Storytelling isnt lying. But it can become that, if we’re not careful.

I keep hearing this question.

Have you actually seen storytelling change anything? Or is this all overhyped?

It usually comes with a follow-up.

Isn’t storytelling just manipulation? A polished way of lying?

And honestly?

I don’t roll my eyes when someone says this anymore.

Because I get where this is coming from.

  • We have seen storytelling abused
  • We have seen people spin half-truths
  • We have seen decks that sound brilliant but collapse the moment reality shows up

So no, let’s not label these as myths and move on.

Let’s sit with the discomfort for a bit.

The town hall where everyone nodded, and nothing moved

You’ve probably been in this room.

A town hall.

Leadership on stage.

Slides moving fast.

There’s a neat story:

  • Where the company is headed
  • Why this year is different
  • How we’re all aligned

People nod.

Everyone thinks the session was great.

By Monday morning, reality hits.

  • One team is still chasing cost savings.
  • Another is hiring aggressively.
  • A third is firefighting customer escalations.

Same people. Same story. Zero behavioural change.

That’s usually when someone mutters, “Nice story. But what exactly are we supposed to do differently?”

The accusation of storytelling is a manipulation starts right here. Not because the story was false, but because it was detached from daily decisions.

A story that lives only on slides feels impressive.

A story that survives Monday mornings creates alignment.
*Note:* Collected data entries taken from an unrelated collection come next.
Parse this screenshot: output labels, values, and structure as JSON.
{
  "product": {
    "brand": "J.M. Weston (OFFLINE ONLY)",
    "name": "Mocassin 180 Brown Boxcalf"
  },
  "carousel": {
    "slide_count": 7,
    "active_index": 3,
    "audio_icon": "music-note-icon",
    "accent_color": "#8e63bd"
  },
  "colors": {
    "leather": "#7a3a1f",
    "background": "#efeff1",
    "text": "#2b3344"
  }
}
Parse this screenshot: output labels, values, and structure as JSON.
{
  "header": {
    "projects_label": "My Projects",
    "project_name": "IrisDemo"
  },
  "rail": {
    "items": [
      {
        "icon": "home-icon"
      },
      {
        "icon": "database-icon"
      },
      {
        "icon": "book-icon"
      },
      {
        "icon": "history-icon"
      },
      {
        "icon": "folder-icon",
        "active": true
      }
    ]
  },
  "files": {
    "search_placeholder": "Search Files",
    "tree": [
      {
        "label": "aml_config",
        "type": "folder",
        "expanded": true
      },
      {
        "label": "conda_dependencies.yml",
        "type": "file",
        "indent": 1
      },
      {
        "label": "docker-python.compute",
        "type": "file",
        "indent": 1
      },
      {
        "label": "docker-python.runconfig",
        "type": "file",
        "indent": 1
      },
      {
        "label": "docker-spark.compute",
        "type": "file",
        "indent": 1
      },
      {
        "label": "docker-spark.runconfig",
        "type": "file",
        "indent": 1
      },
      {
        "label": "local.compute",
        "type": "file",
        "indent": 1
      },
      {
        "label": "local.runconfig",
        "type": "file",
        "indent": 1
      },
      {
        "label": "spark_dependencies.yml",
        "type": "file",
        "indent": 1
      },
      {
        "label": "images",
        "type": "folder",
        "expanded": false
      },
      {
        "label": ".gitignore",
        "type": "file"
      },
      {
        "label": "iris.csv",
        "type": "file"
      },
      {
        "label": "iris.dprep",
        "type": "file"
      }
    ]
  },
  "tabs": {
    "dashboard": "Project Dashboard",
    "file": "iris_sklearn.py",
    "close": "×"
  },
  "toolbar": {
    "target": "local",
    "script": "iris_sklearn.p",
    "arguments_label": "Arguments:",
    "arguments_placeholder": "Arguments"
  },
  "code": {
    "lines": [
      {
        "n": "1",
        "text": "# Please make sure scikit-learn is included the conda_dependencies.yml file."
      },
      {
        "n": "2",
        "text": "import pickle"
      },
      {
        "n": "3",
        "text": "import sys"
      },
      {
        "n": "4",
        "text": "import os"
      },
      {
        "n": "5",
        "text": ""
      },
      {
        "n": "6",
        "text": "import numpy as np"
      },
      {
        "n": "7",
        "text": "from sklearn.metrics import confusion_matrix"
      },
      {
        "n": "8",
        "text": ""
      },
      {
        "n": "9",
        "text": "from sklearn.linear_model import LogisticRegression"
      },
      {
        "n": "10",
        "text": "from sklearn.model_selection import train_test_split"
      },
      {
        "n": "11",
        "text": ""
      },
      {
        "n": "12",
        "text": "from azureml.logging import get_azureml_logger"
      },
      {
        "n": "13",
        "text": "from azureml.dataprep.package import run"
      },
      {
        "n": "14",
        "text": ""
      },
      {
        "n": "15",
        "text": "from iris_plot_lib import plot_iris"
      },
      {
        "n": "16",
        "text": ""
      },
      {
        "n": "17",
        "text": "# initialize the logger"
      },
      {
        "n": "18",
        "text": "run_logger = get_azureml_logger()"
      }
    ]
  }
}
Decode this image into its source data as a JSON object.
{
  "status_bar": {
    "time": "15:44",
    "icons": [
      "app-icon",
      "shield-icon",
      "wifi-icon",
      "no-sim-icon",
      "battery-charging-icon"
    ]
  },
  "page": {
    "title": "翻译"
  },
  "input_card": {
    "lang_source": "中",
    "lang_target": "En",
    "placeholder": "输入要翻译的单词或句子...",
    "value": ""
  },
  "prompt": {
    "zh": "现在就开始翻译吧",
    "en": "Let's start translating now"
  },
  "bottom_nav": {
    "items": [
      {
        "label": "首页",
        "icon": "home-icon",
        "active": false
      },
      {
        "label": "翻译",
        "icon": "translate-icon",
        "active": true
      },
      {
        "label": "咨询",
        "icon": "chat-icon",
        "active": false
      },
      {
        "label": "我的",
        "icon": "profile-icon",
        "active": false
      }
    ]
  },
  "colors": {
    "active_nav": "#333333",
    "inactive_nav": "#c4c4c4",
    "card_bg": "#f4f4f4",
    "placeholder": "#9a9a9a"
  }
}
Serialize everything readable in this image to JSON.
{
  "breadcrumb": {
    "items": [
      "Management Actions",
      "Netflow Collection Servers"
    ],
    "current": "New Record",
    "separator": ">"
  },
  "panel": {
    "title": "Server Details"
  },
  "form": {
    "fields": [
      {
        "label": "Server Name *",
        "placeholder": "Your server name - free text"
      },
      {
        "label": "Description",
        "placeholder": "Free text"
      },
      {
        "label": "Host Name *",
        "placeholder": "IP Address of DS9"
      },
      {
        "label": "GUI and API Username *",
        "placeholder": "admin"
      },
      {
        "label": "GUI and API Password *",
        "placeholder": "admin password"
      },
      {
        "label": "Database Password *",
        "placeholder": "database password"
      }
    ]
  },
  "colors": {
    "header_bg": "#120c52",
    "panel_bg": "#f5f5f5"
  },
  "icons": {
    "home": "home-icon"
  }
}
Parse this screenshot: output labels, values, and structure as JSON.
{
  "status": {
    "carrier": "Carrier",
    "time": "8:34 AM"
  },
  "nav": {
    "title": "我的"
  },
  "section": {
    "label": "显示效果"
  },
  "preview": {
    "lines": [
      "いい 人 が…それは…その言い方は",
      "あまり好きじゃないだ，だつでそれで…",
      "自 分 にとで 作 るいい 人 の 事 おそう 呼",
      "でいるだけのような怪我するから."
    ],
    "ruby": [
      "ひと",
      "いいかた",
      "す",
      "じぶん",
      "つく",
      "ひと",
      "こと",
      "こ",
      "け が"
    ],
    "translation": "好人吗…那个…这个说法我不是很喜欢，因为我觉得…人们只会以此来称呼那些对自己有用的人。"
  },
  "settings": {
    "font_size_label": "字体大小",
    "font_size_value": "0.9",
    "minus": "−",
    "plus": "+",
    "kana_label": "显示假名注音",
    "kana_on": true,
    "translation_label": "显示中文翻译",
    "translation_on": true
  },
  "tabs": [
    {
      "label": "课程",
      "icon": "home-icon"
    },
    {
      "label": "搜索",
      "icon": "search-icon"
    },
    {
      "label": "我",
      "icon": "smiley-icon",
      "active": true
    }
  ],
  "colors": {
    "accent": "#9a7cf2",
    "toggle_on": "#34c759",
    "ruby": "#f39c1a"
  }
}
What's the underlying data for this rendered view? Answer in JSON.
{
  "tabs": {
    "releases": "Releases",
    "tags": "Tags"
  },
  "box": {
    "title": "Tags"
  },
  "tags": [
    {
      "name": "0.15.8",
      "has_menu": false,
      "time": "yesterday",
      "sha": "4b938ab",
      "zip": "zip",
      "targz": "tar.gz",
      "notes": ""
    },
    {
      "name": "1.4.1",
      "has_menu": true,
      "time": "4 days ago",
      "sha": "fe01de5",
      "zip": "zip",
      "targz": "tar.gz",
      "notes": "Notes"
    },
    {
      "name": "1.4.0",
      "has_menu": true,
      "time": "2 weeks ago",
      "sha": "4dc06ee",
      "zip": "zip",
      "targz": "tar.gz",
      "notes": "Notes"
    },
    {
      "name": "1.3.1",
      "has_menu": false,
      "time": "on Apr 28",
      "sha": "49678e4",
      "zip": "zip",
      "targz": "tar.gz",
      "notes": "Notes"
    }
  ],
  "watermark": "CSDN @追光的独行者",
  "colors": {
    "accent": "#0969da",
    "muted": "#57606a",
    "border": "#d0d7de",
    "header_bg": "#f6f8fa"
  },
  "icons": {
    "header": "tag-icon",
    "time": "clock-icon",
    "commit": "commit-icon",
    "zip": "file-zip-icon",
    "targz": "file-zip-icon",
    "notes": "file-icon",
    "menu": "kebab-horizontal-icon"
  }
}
The missed deadline nobody tried to spin

A manager I once worked with missed a deadline.

Not by a day. By weeks.

In the review meeting, everyone expected the usual:

  • External dependency
  • Unexpected complexity
  • Vague assurances

Instead, he said:

I assumed this would take half the effort. I was wrong. I didn’t check one critical assumption. That’s on me.

Then he did something small but powerful.

He mapped how that wrong assumption affected everyone downstream.

Suddenly:

  • Design delays made sense
  • Engineering frustration felt justified
  • Sales pressure had context

No dramatic storytelling. No emotional manipulation.

Just one honest sequence of cause and effect.

Alignment didn’t happen because he was inspiring. It happened because people finally understood why things broke.

That’s storytelling most people don’t notice, because it doesn’t sound clever.

When “Fake it till you make it” starts costing real money

I’ve seen this play out in many organisations.

Externally, the story is confident.

We’re almost there.

Internally, teams are sprinting just to keep the story alive.

  • Roadmaps quietly shift.
  • Timelines get repositioned.
  • The story keeps getting edited.

For a while, it works.

Until customers start asking uncomfortable questions. Until teams stop believing the next version. Until the story feels heavier than the work itself.

At that point, people don’t feel manipulated because the story was ambitious.

They feel manipulated because the story was protecting itself instead of revealing reality.

That’s when storytelling earns its worst reputation.

So where does that leave us?

Here’s the uncomfortable middle ground I’ve landed on.

Storytelling can be manipulation.

Not always. But often enough that the suspicion makes sense.

The difference isn’t intent.

It’s anchoring.

  • Are you anchoring the story to what people actually experience?
  • Does the story explain reality, or escape it?
  • Can someone three levels down retell it without sounding fake?

If the answer is no, people instinctively disengage.

Because humans don’t hate stories.

They hate being sold a narrative that doesn’t respect what they’re living through.

A frame that’s helped me

I no longer think of storytelling as:

How do I make this land better?

I think of it as:

What sequence of truth will make this clearer?

Same facts. Same messiness. Just fewer blind spots.

When storytelling does that, it doesn’t feel like manipulation.

It feels like relief.

And relief, I’ve learned, is often the first step toward real alignment.